Sakineh, Lewis e i media: Amnesty, islam e lapidazione rendono il caso iraniano più “interessante”

Sakineh Ashtiani

”Ogni esecuzione è un crimine osceno contro l’umanità”, ma le storie vengono trattate in modo diverso dall’opinione pubblica e l’atteggiamento che questa prende dipende dai media. E’ la lettura del caso di Sakineh, la donna iraniana condannata a morte per impiccagione per l’omicidio del marito, per la quale è stata messa in piedi una mobilitazione internazionale, rispetto a quello dell’americana Teresa Lewis, giustiziata negli Stati Uniti, secondo il neosegretario di Amnesty International, Saly Shetty, intervistato da La Stampa.
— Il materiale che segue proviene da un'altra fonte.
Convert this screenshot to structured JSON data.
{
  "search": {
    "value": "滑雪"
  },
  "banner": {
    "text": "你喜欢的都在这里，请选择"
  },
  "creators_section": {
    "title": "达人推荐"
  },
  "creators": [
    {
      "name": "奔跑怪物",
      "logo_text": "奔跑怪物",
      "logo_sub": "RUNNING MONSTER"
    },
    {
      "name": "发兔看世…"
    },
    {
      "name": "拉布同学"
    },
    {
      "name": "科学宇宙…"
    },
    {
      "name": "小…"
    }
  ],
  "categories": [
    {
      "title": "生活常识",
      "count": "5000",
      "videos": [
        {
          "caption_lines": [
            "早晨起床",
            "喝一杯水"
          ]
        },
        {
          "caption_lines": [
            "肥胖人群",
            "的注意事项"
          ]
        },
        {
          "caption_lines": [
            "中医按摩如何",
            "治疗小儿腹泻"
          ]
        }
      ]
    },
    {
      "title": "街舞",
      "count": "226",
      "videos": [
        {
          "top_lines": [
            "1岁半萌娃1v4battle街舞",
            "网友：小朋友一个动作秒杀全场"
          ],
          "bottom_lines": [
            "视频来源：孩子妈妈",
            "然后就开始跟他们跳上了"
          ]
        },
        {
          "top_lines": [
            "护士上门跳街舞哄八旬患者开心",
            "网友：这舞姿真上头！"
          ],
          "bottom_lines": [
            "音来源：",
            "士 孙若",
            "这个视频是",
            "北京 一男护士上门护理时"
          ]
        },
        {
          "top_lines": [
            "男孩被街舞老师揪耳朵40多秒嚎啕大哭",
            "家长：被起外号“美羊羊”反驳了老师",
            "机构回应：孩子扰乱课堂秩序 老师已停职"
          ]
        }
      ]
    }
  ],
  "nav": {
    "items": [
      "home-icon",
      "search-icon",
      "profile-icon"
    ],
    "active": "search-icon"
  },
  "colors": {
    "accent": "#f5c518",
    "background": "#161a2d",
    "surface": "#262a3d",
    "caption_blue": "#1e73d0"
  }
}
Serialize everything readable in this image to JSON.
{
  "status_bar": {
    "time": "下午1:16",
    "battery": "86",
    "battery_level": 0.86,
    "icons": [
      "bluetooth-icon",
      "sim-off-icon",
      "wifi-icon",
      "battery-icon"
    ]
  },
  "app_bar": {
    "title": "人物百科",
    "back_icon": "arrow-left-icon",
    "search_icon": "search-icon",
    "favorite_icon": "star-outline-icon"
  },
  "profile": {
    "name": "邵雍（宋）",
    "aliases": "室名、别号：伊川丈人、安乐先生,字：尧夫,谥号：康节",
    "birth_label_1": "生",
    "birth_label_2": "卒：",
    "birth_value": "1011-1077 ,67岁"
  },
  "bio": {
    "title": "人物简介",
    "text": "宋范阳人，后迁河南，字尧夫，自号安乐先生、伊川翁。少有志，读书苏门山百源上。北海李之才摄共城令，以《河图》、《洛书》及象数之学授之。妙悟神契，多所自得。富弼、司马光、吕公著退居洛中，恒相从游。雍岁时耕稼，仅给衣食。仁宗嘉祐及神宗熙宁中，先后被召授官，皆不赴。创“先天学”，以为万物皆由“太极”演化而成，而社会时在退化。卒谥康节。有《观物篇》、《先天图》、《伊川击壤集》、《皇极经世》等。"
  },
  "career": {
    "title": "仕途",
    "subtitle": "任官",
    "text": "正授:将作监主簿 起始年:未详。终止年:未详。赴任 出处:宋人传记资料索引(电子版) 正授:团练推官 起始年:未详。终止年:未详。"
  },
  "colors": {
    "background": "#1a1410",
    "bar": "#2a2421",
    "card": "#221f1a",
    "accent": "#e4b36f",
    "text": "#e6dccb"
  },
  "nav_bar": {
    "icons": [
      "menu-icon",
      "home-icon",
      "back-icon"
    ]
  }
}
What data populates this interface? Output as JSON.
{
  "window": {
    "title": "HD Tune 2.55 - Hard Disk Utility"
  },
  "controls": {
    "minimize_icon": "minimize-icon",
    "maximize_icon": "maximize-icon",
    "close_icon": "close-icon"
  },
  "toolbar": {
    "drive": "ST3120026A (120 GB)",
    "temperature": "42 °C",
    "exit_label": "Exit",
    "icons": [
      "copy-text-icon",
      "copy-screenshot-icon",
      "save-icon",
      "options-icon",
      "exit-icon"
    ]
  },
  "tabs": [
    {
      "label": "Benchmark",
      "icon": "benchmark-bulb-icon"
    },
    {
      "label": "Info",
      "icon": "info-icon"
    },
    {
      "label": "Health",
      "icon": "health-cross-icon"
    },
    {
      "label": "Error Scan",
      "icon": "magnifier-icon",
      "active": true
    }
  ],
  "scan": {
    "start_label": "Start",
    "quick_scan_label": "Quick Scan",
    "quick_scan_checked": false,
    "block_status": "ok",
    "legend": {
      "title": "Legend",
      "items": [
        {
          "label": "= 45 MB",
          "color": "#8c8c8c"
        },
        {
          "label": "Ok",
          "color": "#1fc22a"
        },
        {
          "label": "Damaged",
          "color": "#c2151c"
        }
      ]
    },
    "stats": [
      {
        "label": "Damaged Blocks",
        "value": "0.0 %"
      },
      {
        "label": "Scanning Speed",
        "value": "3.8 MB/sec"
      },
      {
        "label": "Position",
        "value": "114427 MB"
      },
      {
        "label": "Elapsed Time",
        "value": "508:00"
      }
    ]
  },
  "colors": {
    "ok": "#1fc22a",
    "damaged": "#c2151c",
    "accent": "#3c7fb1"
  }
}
”Il caso iraniano ha fatto più clamore perché è complesso, introduce una lunga serie di violazioni – precisa Shetty – e tutto ciò accade in un Paese al centro di numerose controversie. E aggiunge un’offesa ai diritti che si inserisce in un contesto di grave contrapposizione politica, militare e religiosa”. Oltre a questi fattori, secondo Shetty, è da considerare anche il fatto che per il caso di Sakineh, ”il mondo islamico si è sentito messo sotto pressione”.

Secondo Mario Marazziti, della Comunità di Sant’Egidio, intervistato sempre da La Stampa, ”le pressioni dell’opinione pubblica non bastano”. Per disarmare il boia occorre impegnare ”i canali diplomatici e collaborare con le classi dirigenti dei Paesi non abolizionisti”. Mentre per Matteo Mecacci, deputato radicale e membro del direttivo di Nessuno tocchi Caino, è necessario ”rafforzare la risoluzione del 2007 dell’Onu sulla moratoria”.

”Concentrarsi sui casi singoli va bene – dice a La Stampa – ma è bene portare la sfida ad un livello istituzionale e politico”. La lapidazione ”è stata la molla che ha mosso tutto”, secondo Arianna Ballotta presidente della Coalizione Italiana contro la pena di morte, che suggerisce dalle pagine del quotidiano di Torino di sensibilizzare l’opinione pubblica su tutte le forme di condanna a morte.